You live in Rock Hill all your life and work in a machine shop or an office in a brutal economy where 19 people, broke and desperate, are in line for your job.
You get paid when you work -- and not when you don't.
And, like so many, you love high school football in this hard-nosed, scratched-knuckle city.
Now, two teams from your hometown -- Northwestern and South Pointe -- will play Friday night for the state Class AAAA Division II title.
Three hours away in Clemson -- in a huge, 75,000-seat stadium, most of which will be empty for the 8 p.m. start.
Why not, then, have the game right here in Rock Hill at District Three Stadium? The schools are separated by about a seven- minute drive.
The stadium with the brand new, almost-million-dollar scoreboard and artificial turf that you, the taxpayer, paid for, which seats about 10,000 people.
Anybody local who wanted to go could go and not miss any work. The hoopla would be a sight people in this football-mad city would talk about forever.
It could happen. Theoretically.
I called Jerome Singleton, commissioner of the South Carolina High School League, the governing body for schoolboy sports, on Monday to find out if moving the game here could happen.
His answer: "Is that what Rock Hill wants?"
I said I had no idea, I was just asking as a fan three hours from Clemson who -- if I am not working covering the game -- will have to travel and give up work time to go.
Some fans will have to figure out how to get out of work early just to get there. Or take time off from work -- and that means money lost at a time when nobody has a dollar to spare.
Maybe pull the kids out of school early. Or take a vacation day and spend part of the Christmas money.
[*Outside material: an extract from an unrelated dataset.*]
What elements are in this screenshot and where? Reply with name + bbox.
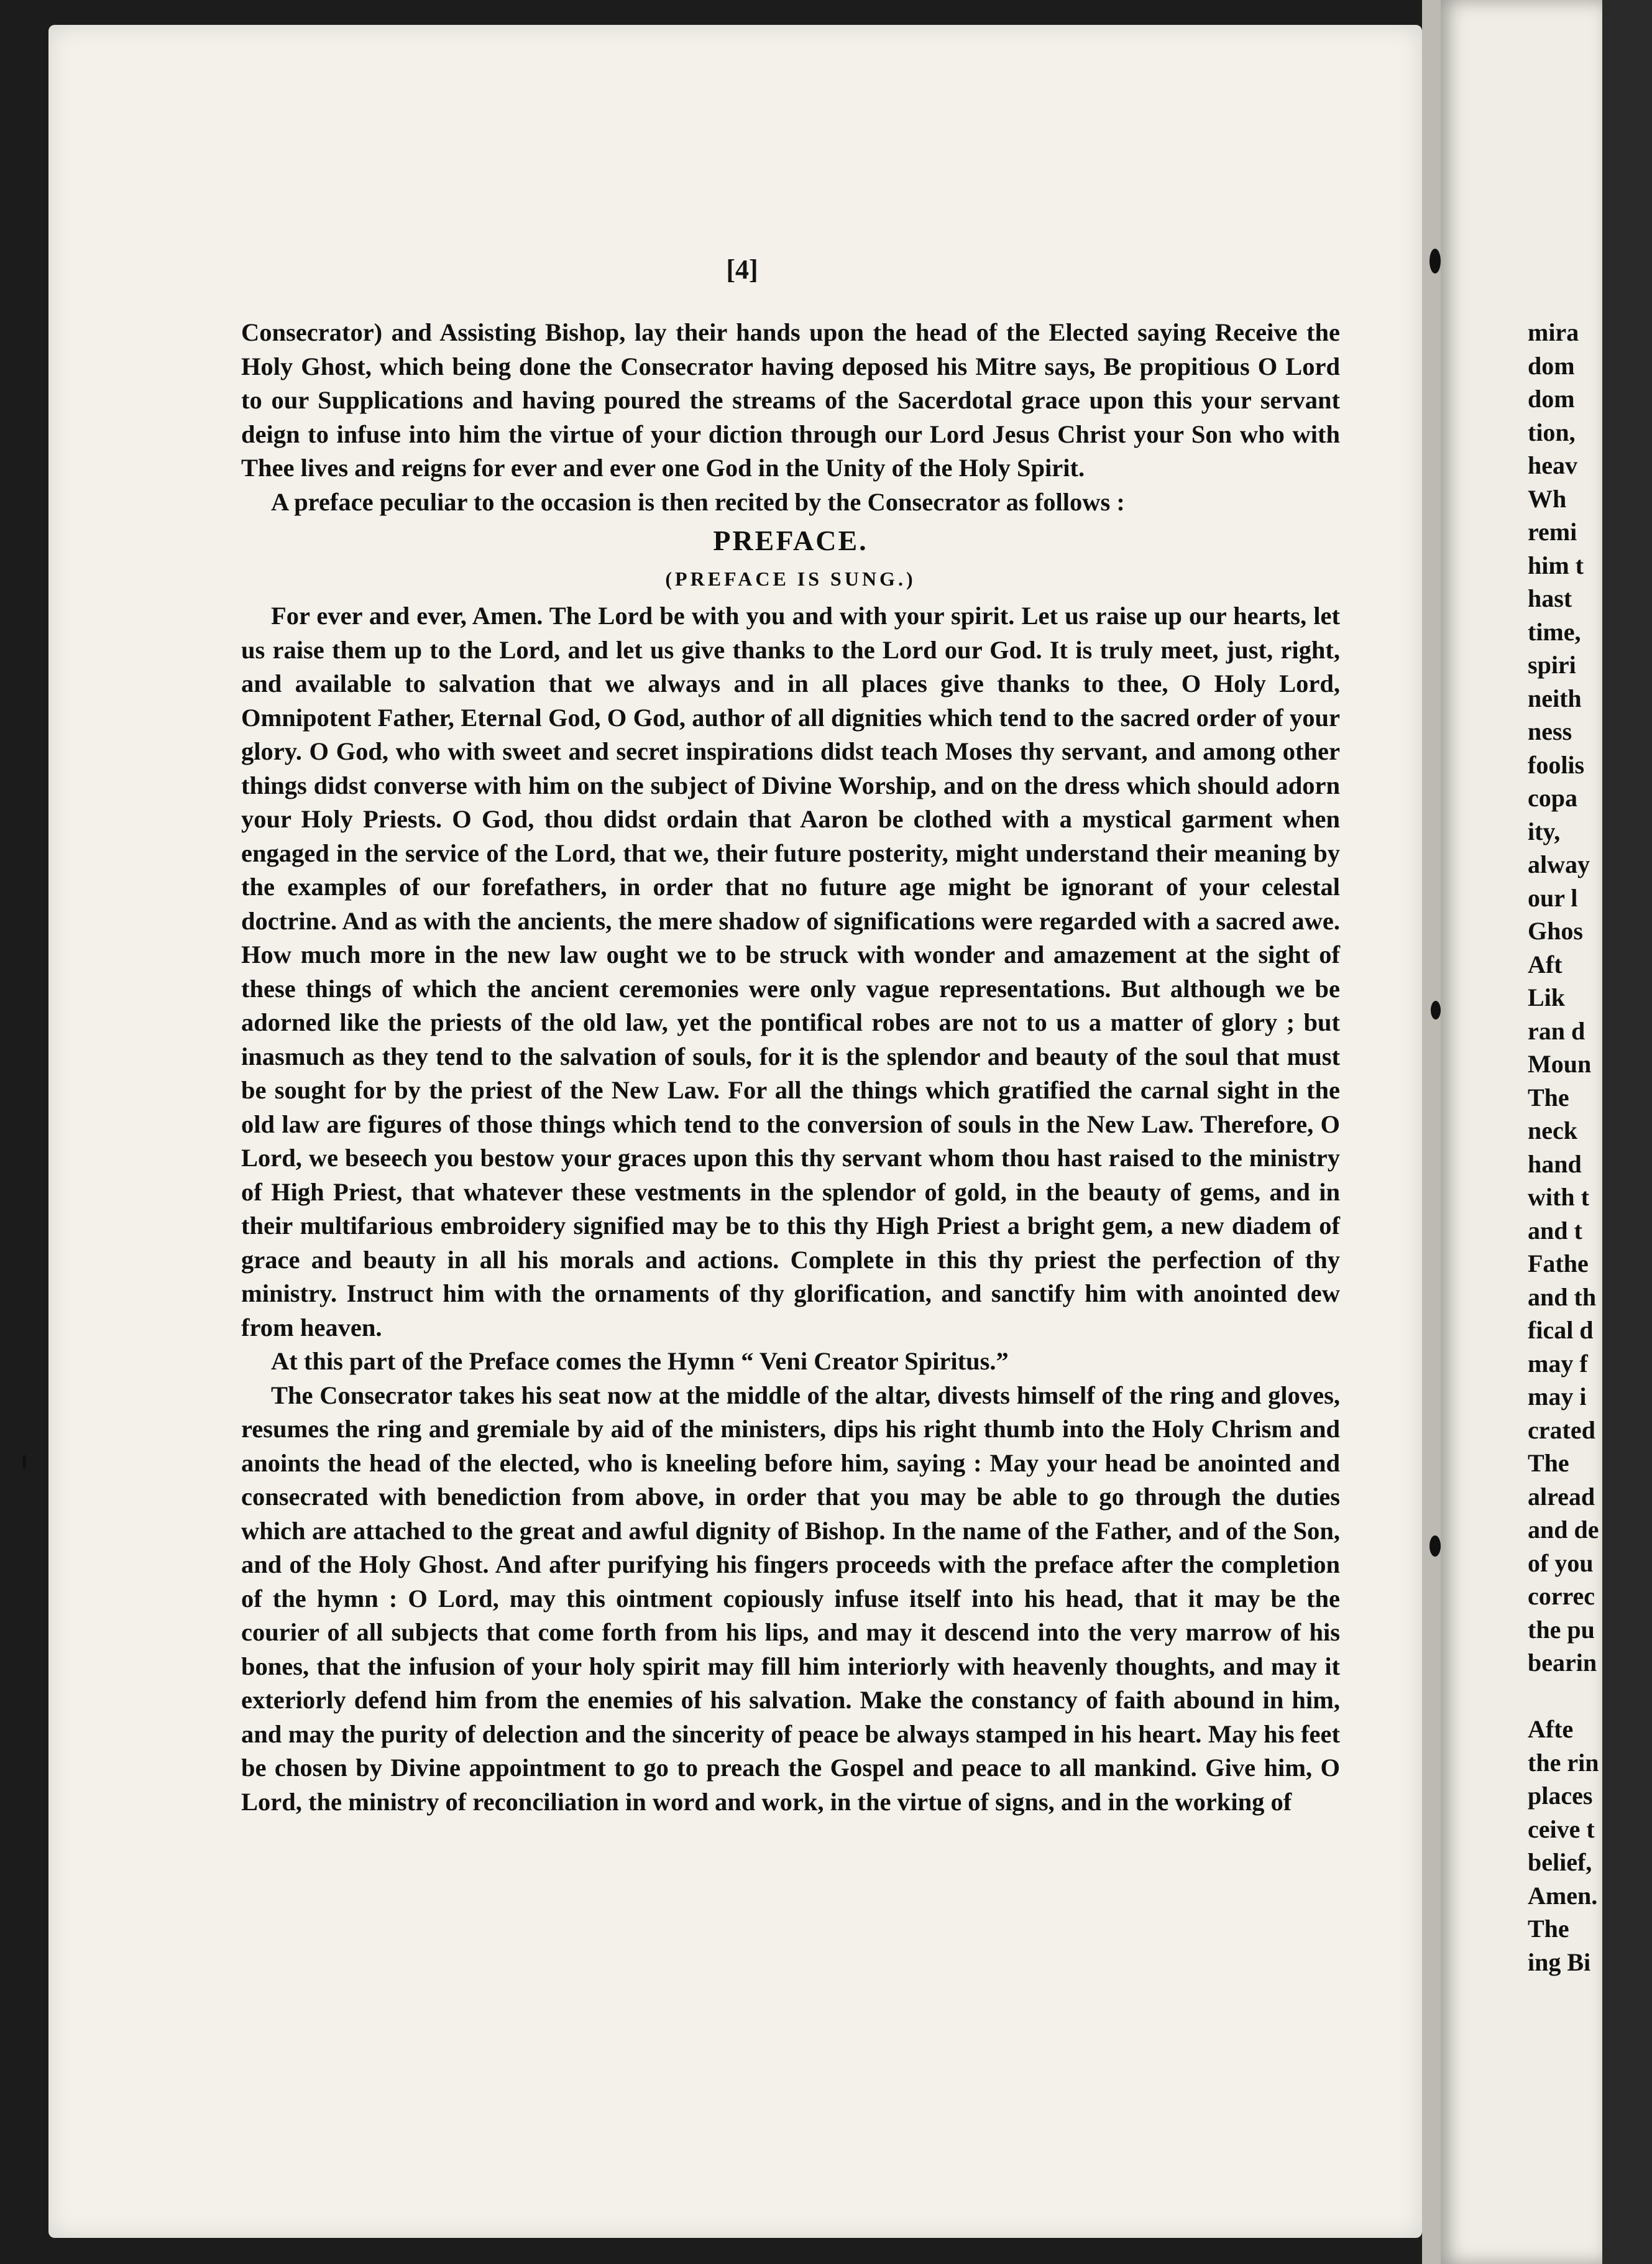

All of the above applies to Rhonda Burris-Jackson.
She's working four 10-hour shifts through Thursday so she can go Friday, and her husband is working third-shift so he can go, too. Their son, Breon, wears No. 11 as a wide receiver for South Pointe.
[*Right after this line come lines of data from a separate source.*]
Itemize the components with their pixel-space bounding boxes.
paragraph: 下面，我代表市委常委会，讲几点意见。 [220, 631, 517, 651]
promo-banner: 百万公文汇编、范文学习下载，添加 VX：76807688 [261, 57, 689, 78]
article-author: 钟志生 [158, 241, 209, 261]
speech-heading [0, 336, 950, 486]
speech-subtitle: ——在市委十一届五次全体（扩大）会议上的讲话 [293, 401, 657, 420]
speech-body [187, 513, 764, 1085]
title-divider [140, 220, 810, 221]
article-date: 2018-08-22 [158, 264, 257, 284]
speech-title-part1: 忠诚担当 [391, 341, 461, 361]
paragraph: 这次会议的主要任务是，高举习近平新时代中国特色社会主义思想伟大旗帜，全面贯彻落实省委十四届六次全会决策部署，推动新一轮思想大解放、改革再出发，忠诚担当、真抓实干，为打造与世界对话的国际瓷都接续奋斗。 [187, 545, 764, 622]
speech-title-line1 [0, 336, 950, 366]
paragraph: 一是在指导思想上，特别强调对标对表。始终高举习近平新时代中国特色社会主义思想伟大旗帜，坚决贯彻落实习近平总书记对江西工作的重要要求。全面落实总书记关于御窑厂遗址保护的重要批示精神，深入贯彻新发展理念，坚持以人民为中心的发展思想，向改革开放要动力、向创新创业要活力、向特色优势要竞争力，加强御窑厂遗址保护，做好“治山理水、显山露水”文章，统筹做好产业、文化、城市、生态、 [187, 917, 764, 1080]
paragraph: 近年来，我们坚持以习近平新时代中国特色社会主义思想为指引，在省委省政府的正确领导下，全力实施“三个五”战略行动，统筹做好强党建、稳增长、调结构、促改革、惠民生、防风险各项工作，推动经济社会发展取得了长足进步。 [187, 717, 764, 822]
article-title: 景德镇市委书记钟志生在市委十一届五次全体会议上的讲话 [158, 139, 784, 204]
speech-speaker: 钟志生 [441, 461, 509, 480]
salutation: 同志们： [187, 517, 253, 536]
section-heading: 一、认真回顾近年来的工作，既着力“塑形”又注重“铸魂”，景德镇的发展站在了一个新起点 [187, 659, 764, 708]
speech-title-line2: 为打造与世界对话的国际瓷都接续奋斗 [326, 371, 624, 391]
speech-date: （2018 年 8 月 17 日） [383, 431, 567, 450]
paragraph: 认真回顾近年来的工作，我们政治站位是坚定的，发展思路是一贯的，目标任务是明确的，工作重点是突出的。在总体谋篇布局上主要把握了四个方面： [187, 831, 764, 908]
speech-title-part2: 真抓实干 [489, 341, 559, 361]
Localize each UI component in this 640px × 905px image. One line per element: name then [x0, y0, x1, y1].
Hundreds of people will be in the same boat, rooting for one team or the other -- maybe thousands. Burris-Jackson was on the computer Monday trying to find a reasonably priced hotel room for Friday night.
"I'm excited about the game, just not about it being so far away on a Friday night," she said. "We have worked it out, but some people can't get time off for games."
From where Singleton sits, it's worth it for the kids.
Most of the players on the field Friday night will never play college football, he said, so having the chance to play for a state title in a huge college stadium is "memorable."
"If you ask these kids, would you rather play the state championship at District Three Stadium or South Pointe's stadium, you and I both know what the answer would be."
The kids want to play at Death Valley, Singleton said. "These opportunities don't come every day."
He's right. Playing in the big stadium is an honor and a privilege.
That was true at USC's Williams-Brice Stadium, too, where the state title games have been played for years. A lot closer than Clemson for most of the state.
Advantage, Singleton -- but just barely.
What about all that travel? I asked. Singleton said road teams travel all year and through the playoffs. True. But ever see the size of road crowds from three hours away on a Friday night? Small to tiny. This will be a state title match-up, but still, it is a work day a long way from home.
Advantage, me.
Why not play all the games on Saturday? I asked. Chester gets to play Saturday afternoon for the Class AAA championship. Singleton said playing four games on Saturday would mean starting too early -- at 11 a.m. -- and finishing too late -- close to midnight. I say 11 a.m. is not too early, especially when the alternative is real people losing work time and school time.
Advantage, me.
Why were the games moved to Clemson this year anyway? Like most things in this state: politics.
In 2006, state politicians led by Rep. Dan Cooper, R-Piedmont, urged the S.C. High School League by legislative resolution -- translation: "Do it, because we say so!" -- to move the annual games from right smack in the middle of the state.